マティアスも同調した。ステラも、さっきの殿下の不機嫌そうな横顔を思い出していた。ユリウスが視線を向けてくる。

「……殿下は、かなり拗ねていらっしゃいます。ステラ嬢、追ってさしあげてください」

言われるがまま、ステラは慌てて部屋を飛び出した。残された三人は、その後ろ姿を静かに見送る。

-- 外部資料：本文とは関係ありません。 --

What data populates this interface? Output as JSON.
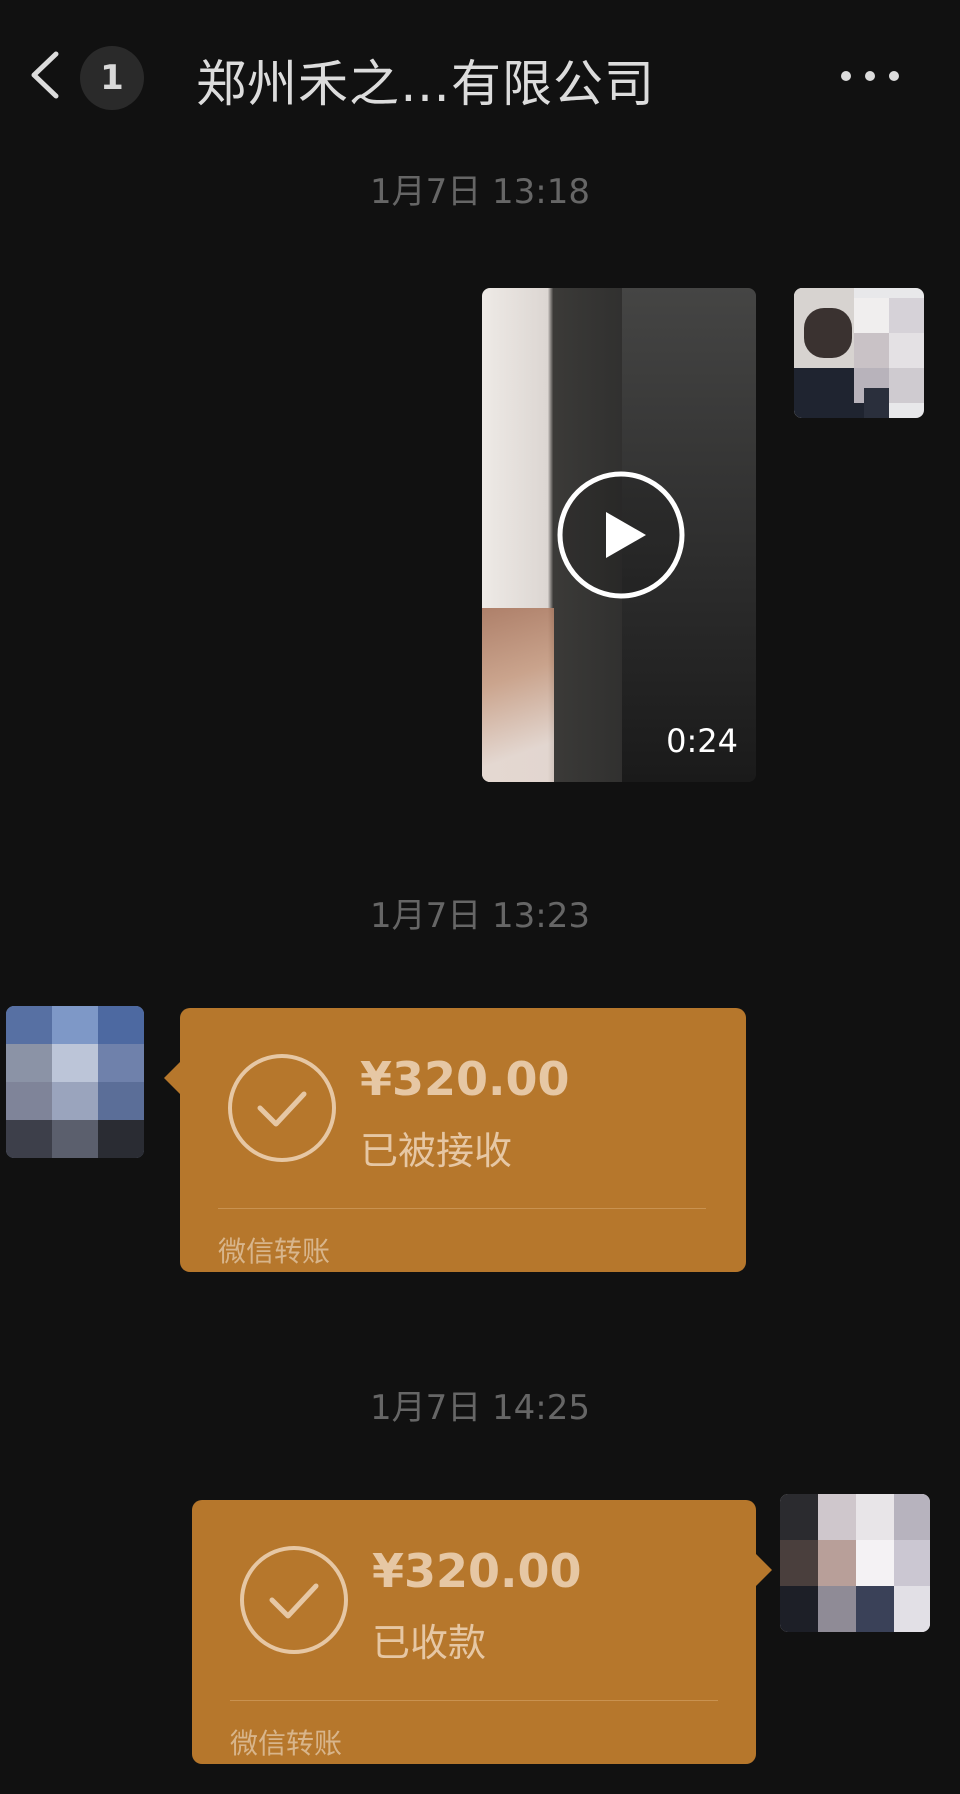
{
  "header": {
    "back_icon": "chevron-left-icon",
    "unread_count": "1",
    "title": "郑州禾之…有限公司",
    "more_icon": "more-horizontal-icon"
  },
  "messages": [
    {
      "kind": "timestamp",
      "text": "1月7日 13:18"
    },
    {
      "kind": "video",
      "side": "right",
      "duration": "0:24",
      "play_icon": "play-circle-icon"
    },
    {
      "kind": "timestamp",
      "text": "1月7日 13:23"
    },
    {
      "kind": "transfer",
      "side": "left",
      "amount": "¥320.00",
      "status": "已被接收",
      "footer": "微信转账",
      "icon": "check-circle-icon"
    },
    {
      "kind": "timestamp",
      "text": "1月7日 14:25"
    },
    {
      "kind": "transfer",
      "side": "right",
      "amount": "¥320.00",
      "status": "已收款",
      "footer": "微信转账",
      "icon": "check-circle-icon"
    }
  ],
  "colors": {
    "background": "#111111",
    "card": "#b6772c",
    "card_text": "#e6c7a4",
    "timestamp": "#666666"
  }
}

「殿下は……ステラさんをご自身でお守りしたかったのでしょうか」

マティアスが小声でつぶやく。ユリウスは再びため息をつき、肩をすくめた。

「それもあるでしょうが……ただ一緒にいたかっただけかもしれませんね」

クラウスは無言のまま頷いた。三人の間に“手のかかる主人を抱える者同士の共感”が生まれる。

――。

廊下に出たステラは、すぐにレオナルドの背中を見つけた。長い廊下を歩いていくその姿に向かって、小走りで駆け寄る。

だが、勢い余って――何もないところで転んだ。

ドサッ。

「!」

後ろから物音がして、レオナルドが振り返る。

「……おい」

駆け寄ってきたステラが床に座り込んでいるのを見て、思わず口元が緩む。

「ステラ嬢、何もないところで……なにを転んでいるんだ」

レオナルドは差し出した手を、困ったように笑いながら伸ばす。その表情を見て、ステラは少し安心した。

(……いつもの殿下だ)

「ありがとうございます」

ステラは彼の手に自分の手を重ねて立ち上がる。

「もう……怒っていませんか」

おずおずと尋ねると、レオナルドは少し目を逸らした。

「すまない……怖がらせてしまったか」

短い沈黙。ステラはやはりまだ怒っているのかと心配になる。

だが――。

「……やめないか」

小さな声が落ちた。

「え?」

ステラは聞き返す。

「おとり役……やめないか」

レオナルドは真剣な表情を向けてきた。

「別に、ステラ嬢がやる必要はないだろう。他の者に任せればいい」

ステラは息を整えて、彼を真っすぐに見つめた。

「実は……殿下のそばでお仕えしたいと思っているのです。洗濯の仕事も嫌いではありません。でも、今の役目にとてもやりがいを感じています」
「……」
「平民のわたしが、いつまでも殿下のそばにいるわけにはいかないでしょう。でも功績を上げれば、少しは周りに認めてもらえるはず。だから……おとりをかって出たんです」

真摯な思いが、言葉に乗せられた。レオナルドはしばらく黙っていたが、やがて決意を込めた声で言った。

「……わかった。それならば、ステラを必ず安全に戻してやらねばならないな」

真剣な眼差しで彼女を見つめる。